With that being said, it seems like the Cyclones may have come as close to hitting a home run this last in the game as possible.
Reports have now surfaced that the Iowa State Cyclones are going to bring Steve Prohm in as their new head coach. For those unaware, Prohm is a very capable young coach, who has had rather wild success with the Murray State Racers.
In only four years with Murray State, Prohm has amassed an overall record of 104–29 (.780), while making the NCAA Tournament once.
Now, while only making one appearance in the Big Dance in four years might not scream “he’s the man for the job”, let’s remember that his resume (below) should speak volumes considering he’s done it at a mid-major level, — with limited resources:
- OVC Regular Season Championship (2012, 2015)
OVC West Division Championship (2013, 2014, 2015)

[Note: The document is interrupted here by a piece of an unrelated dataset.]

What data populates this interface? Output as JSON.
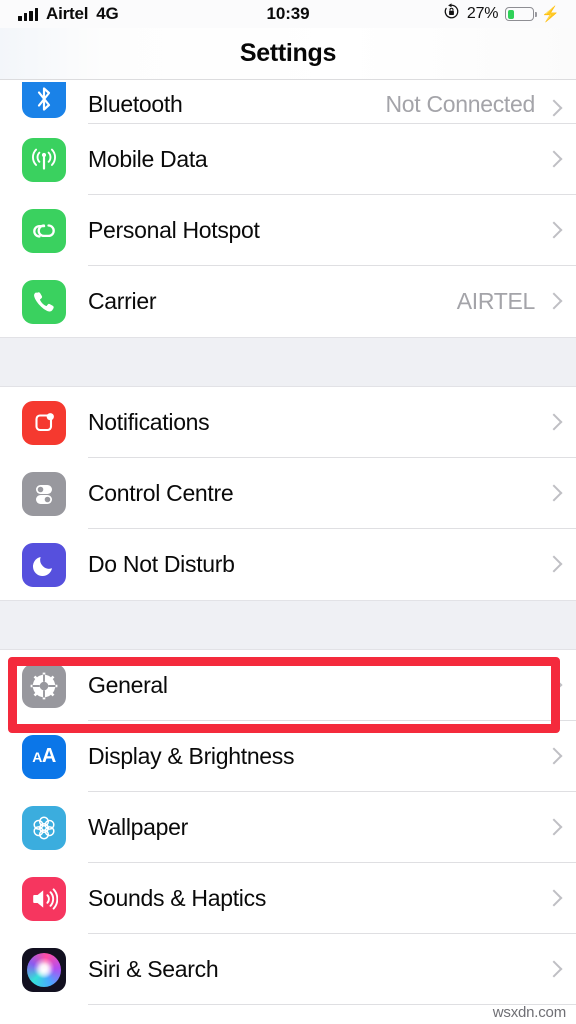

OVC Tournament Championship (2012)
CIT Champions (2014)
The important next step for Steve Prohm is attempting to keep as much of Hoiberg’s previous staff as possible. While some will, likely, go to the NBA with Hoiberg, Prohm would be wise to keep as many as possible, if only to limit players transferring out and putting a preventive stop to whichever recruits might look at this change as a reason to decommit.
Over the next few hours, days, and even weeks, Prohm will have to adapt to a new world. One in the Big 12, where expectations are the highest he has ever met as a head coach, and a land long dominated by the Kansas Jayhawks — the latter being something even the mighty Hoiberg fell to tackle completely.
How he handles it will be interesting to see. Will he fold under new pressures, be able to recruit at a major-conference level, and will he adapt his system to his players or force them to player under his — are merely some, of the many, questions looming in the incredibly early stages of the Prohm era.
That said, again, it can’t be understated: Finding a replacement equal in stature or perception to that of Fred Hoiberg in the late stages of the game (in June!) was near impossible. We shouldn’t judge this hire in the Hoiberg vacuum anyway. We already know the outcome if we chose to do so. Steve Prohm will unlikely be as beloved as the Mayor, maybe not as successful either, but that doesn’t mean he will be a failure in continuing the foundation of success that was built by his predecessor.
Regardless of those obstacles, there might not be a better — realistic — hire than Prohm, and it seems as though Iowa State may have kept itself relevant in the post-Hoiberg era. In June, well, that’s all you can really ask for at this point. When the new players need to be recruited, a different system has to be implemented, and the games are needed to be played, though, are a different story altogether.
Welcome to Iowa State, Steve Prohm. All you need to do is equal, if not surpass, one of the state’s most beloved natives. No pressure or anything — except… all of it.